Why are people unable to have a conversation without turning it personal? However, I am glad you accept the idea that not having sex in order to not have a baby is trite and unrealistic for virtually all adults in relationships.

But the risk is asymmetric. Women who don’t want a baby don’t accept the risk of a baby, just the risk of a short term pregnancy which can be dealt with pharmaceutically .N.B I am not trivialising this, but it isn’t the same as an obligation that lasts at least 18 years.

This conversation won’t be resolved and, hopefully most men will just automatically offer to pay as they are decent, and hopefully few women will deliberately deceive men in order to get them to pay for a baby that they know is a unilateral decision.

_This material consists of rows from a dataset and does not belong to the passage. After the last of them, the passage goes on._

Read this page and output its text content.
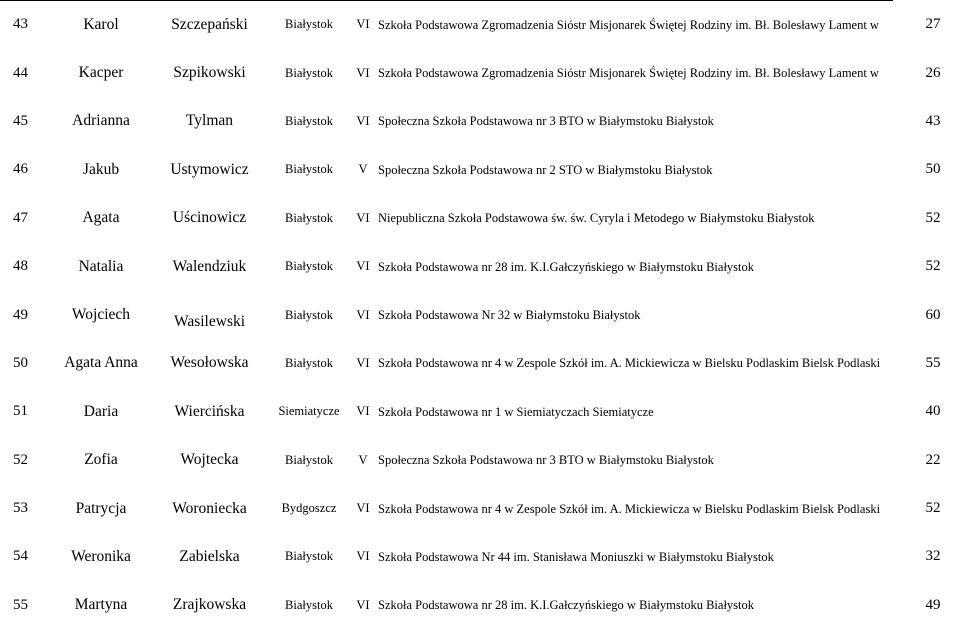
43	Karol	Szczepański	Białystok	VI	Szkoła Podstawowa Zgromadzenia Sióstr Misjonarek Świętej Rodziny im. Bł. Bolesławy Lament w	27
44	Kacper	Szpikowski	Białystok	VI	Szkoła Podstawowa Zgromadzenia Sióstr Misjonarek Świętej Rodziny im. Bł. Bolesławy Lament w	26
45	Adrianna	Tylman	Białystok	VI	Społeczna Szkoła Podstawowa nr 3 BTO w Białymstoku Białystok	43
46	Jakub	Ustymowicz	Białystok	V	Społeczna Szkoła Podstawowa nr 2 STO w Białymstoku Białystok	50
47	Agata	Uścinowicz	Białystok	VI	Niepubliczna Szkoła Podstawowa św. św. Cyryla i Metodego w Białymstoku Białystok	52
48	Natalia	Walendziuk	Białystok	VI	Szkoła Podstawowa nr 28 im. K.I.Gałczyńskiego w Białymstoku Białystok	52
49	Wojciech	Wasilewski	Białystok	VI	Szkoła Podstawowa Nr 32 w Białymstoku Białystok	60
50	Agata Anna	Wesołowska	Białystok	VI	Szkoła Podstawowa nr 4 w Zespole Szkół im. A. Mickiewicza w Bielsku Podlaskim Bielsk Podlaski	55
51	Daria	Wiercińska	Siemiatycze	VI	Szkoła Podstawowa nr 1 w Siemiatyczach Siemiatycze	40
52	Zofia	Wojtecka	Białystok	V	Społeczna Szkoła Podstawowa nr 3 BTO w Białymstoku Białystok	22
53	Patrycja	Woroniecka	Bydgoszcz	VI	Szkoła Podstawowa nr 4 w Zespole Szkół im. A. Mickiewicza w Bielsku Podlaskim Bielsk Podlaski	52
54	Weronika	Zabielska	Białystok	VI	Szkoła Podstawowa Nr 44 im. Stanisława Moniuszki w Białymstoku Białystok	32
55	Martyna	Zrajkowska	Białystok	VI	Szkoła Podstawowa nr 28 im. K.I.Gałczyńskiego w Białymstoku Białystok	49
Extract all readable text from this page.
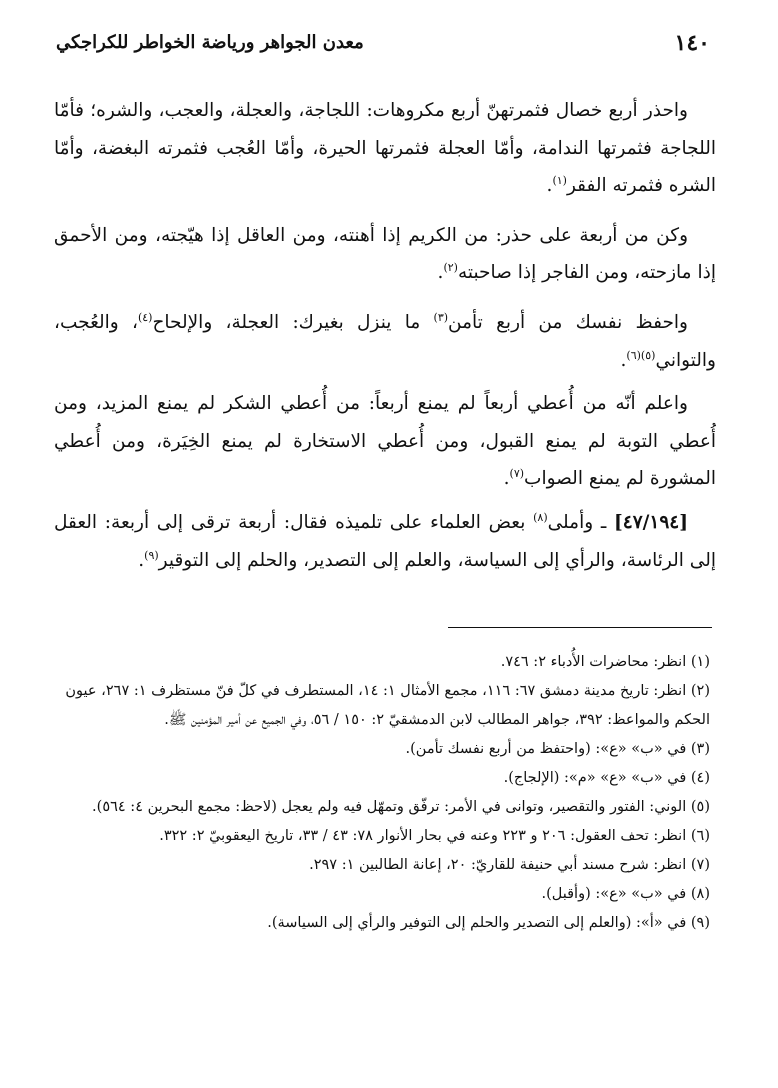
١٤٠
معدن الجواهر ورياضة الخواطر للكراجكي

واحذر أربع خصال فثمرتهنّ أربع مكروهات: اللجاجة، والعجلة، والعجب، والشره؛ فأمّا اللجاجة فثمرتها الندامة، وأمّا العجلة فثمرتها الحيرة، وأمّا العُجب فثمرته البغضة، وأمّا الشره فثمرته الفقر$^{(١)}$.

وكن من أربعة على حذر: من الكريم إذا أهنته، ومن العاقل إذا هيّجته، ومن الأحمق إذا مازحته، ومن الفاجر إذا صاحبته$^{(٢)}$.

واحفظ نفسك من أربع تأمن$^{(٣)}$ ما ينزل بغيرك: العجلة، والإلحاح$^{(٤)}$، والعُجب، والتواني$^{(٥)(٦)}$.

واعلم أنّه من أُعطي أربعاً لم يمنع أربعاً: من أُعطي الشكر لم يمنع المزيد، ومن أُعطي التوبة لم يمنع القبول، ومن أُعطي الاستخارة لم يمنع الخِيَرة، ومن أُعطي المشورة لم يمنع الصواب$^{(٧)}$.

[٤٧/١٩٤] ـ وأملى$^{(٨)}$ بعض العلماء على تلميذه فقال: أربعة ترقى إلى أربعة: العقل إلى الرئاسة، والرأي إلى السياسة، والعلم إلى التصدير، والحلم إلى التوقير$^{(٩)}$.

(١) انظر: محاضرات الأُدباء ٢: ٧٤٦.

(٢) انظر: تاريخ مدينة دمشق ٦٧: ١١٦، مجمع الأمثال ١: ١٤، المستطرف في كلّ فنّ مستظرف ١: ٢٦٧، عيون الحكم والمواعظ: ٣٩٢، جواهر المطالب لابن الدمشقيّ ٢: ١٥٠ / ٥٦، وفي الجميع عن أمير المؤمنين ﷺ.

(٣) في «ب» «ع»: (واحتفظ من أربع نفسك تأمن).

(٤) في «ب» «ع» «م»: (الإلجاج).

(٥) الوني: الفتور والتقصير، وتوانى في الأمر: ترفّق وتمهّل فيه ولم يعجل (لاحظ: مجمع البحرين ٤: ٥٦٤).

(٦) انظر: تحف العقول: ٢٠٦ و ٢٢٣ وعنه في بحار الأنوار ٧٨: ٤٣ / ٣٣، تاريخ اليعقوبيّ ٢: ٣٢٢.

(٧) انظر: شرح مسند أبي حنيفة للقاريّ: ٢٠، إعانة الطالبين ١: ٢٩٧.

(٨) في «ب» «ع»: (وأقبل).

(٩) في «أ»: (والعلم إلى التصدير والحلم إلى التوفير والرأي إلى السياسة).
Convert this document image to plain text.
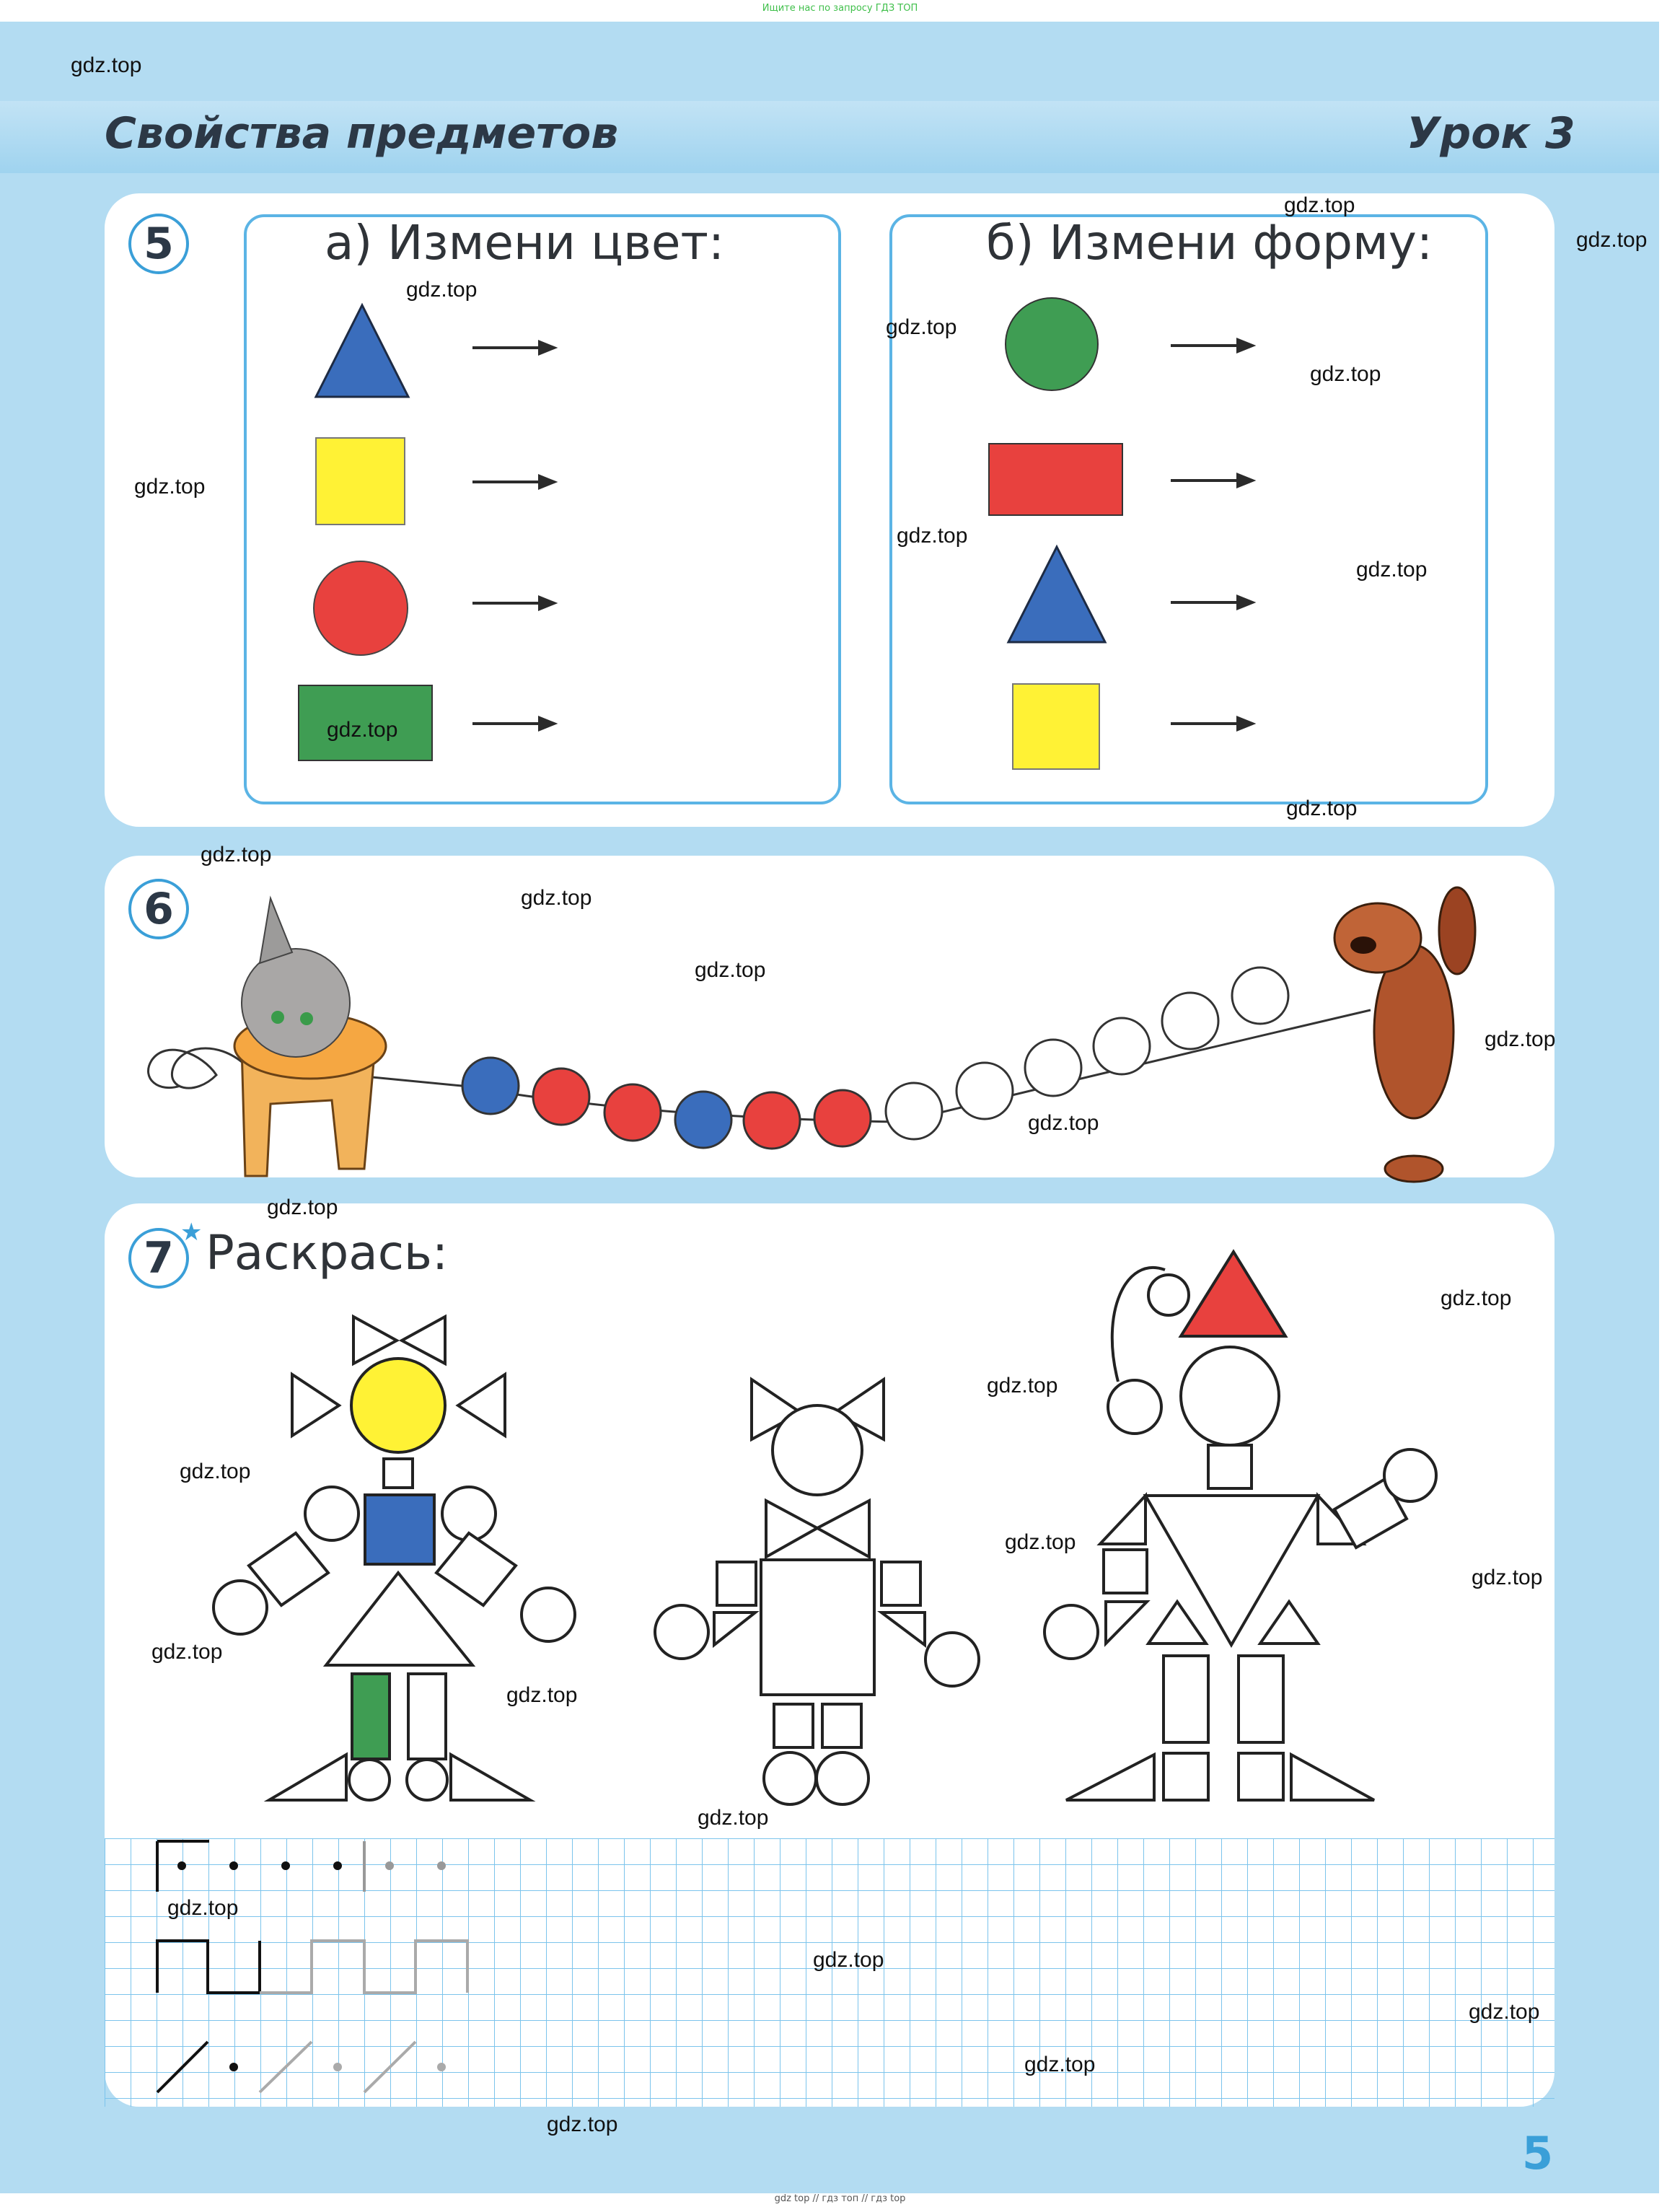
Ищите нас по запросу ГДЗ ТОП
Свойства предметов	Урок 3
5	а) Измени цвет:	б) Измени форму:
6
7
★ Раскрась:
gdz.top
gdz.top
gdz.top
gdz.top
gdz.top
gdz.top
gdz.top
gdz.top
gdz.top
gdz.top
gdz.top
gdz.top
gdz.top
gdz.top
gdz.top
gdz.top
gdz.top
gdz.top
gdz.top
gdz.top
gdz.top
gdz.top
gdz.top
gdz.top
gdz.top
gdz.top
gdz.top
gdz.top
gdz.top
gdz.top
5
gdz top // гдз топ // гдз top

But the baby doesn’t exist at the beginning of pregnancy, and if you have both agreed that you don’t want one and accepted the risk of an abortion, it is pretty bad to change your mind and ask the father to pay, unless you really need the money to look after the baby to a basic but decent standard.

How is that personal?! It’s literally the case for everyone, it’s a fact of life. Every time you cross the road, you take a risk, you could be hit by a car and killed or badly damaged, but it’s still a risk you take, and if it doesn’t pay off, you live with the consequences. This is exactly the same. Pregnancy is a risk you take when it comes to sex, it’s just a fact of life.

Lots of risks are not the same for men and women, you don’t have to take the risk of child birth, you don’t face the same risk of rape or domestic abuse when you get involved in a relationship. Again, that’s just life, it’s not always fair.